Do you know how long it took them just to return electricity to Baghdad? But it took Bremer no time at all to institute full expropriation rights for foreign corporations. I take back what I said about freedom. But it isn't the Iraqis' freedom which is faithfully defended, and given the way the highly concentrated ownership of American news reporting has been slavishly devoted to building a consensus for the war to the extent of making things up, it would seem it isn't yours either.

To best remember your son, we are obliged to ask why he died. It is the most basic of explorations into who he was. Your pride in your son is a larger thing than I can write about. But when you use it as a bully pulpit for a cheap sloganeering hog call, you're selling out your son's memory to the unscrupulous men and women who sent him to go and die. That makes me angry. Angry enough to write back.

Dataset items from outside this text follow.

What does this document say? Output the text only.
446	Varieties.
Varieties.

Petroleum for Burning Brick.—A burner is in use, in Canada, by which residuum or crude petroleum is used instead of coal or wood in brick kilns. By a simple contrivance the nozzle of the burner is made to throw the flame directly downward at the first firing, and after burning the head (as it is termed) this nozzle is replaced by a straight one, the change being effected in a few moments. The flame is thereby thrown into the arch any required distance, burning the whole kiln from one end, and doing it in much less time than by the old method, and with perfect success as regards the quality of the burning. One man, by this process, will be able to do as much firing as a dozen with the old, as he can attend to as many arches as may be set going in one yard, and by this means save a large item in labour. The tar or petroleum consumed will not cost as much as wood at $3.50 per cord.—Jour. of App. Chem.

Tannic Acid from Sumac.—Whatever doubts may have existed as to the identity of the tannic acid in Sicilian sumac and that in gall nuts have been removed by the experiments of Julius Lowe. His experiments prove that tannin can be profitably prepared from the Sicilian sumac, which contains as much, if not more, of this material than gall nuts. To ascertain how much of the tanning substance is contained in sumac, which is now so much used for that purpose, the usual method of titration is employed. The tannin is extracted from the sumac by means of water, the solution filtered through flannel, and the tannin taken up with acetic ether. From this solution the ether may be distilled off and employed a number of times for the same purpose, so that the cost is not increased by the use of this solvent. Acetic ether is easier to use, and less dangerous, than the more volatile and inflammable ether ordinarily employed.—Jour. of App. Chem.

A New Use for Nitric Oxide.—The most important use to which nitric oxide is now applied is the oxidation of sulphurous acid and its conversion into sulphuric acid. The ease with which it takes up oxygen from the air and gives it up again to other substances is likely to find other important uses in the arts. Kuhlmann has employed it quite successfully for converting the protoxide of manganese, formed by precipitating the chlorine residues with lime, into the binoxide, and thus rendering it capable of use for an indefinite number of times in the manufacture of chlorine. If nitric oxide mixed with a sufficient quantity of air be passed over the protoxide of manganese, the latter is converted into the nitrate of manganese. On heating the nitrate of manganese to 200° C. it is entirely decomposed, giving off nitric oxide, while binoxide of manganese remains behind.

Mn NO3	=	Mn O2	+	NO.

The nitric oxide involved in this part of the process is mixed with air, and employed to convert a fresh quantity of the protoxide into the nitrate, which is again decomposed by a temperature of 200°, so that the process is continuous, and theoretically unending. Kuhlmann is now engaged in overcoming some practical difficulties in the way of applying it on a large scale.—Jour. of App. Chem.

Anyways, I do hope you keep up the poetry, Mary Beth Gray. It truly can be a bridge to solace if you can be open to suggestion.

So here's a suggestion.

The Answer

A Rose, in tatters on the garden path,
Cried out to God and murmured 'gainst His Wrath,
Because a sudden wind at twilight's hush
Had snapped her stem alone of all the bush.
And God, Who hears both sun-dried dust and sun,
Had pity, whispering to that luckless one,
"Sister, in that thou sayest We did not well --
What voices heardst thou when thy petals fell?"
And the Rose answered, "In that evil hour
A voice said, `Father, wherefore falls the flower?
For lo, the very gossamers are still.'
And a voice answered, `Son, by Allah's will!'"

Then softly as a rain-mist on the sward,
Came to the Rose the Answer of the Lord:
"Sister, before We smote the Dark in twain,
Ere yet the stars saw one another plain,
Time, Tide, and Space, We bound unto the task
That thou shouldst fall, and such an one should ask."
Whereat the withered flower, all content,
Died as they die whose days are innocent;
While he who questioned why the flower fell
Caught hold of God and saved his soul from Hell.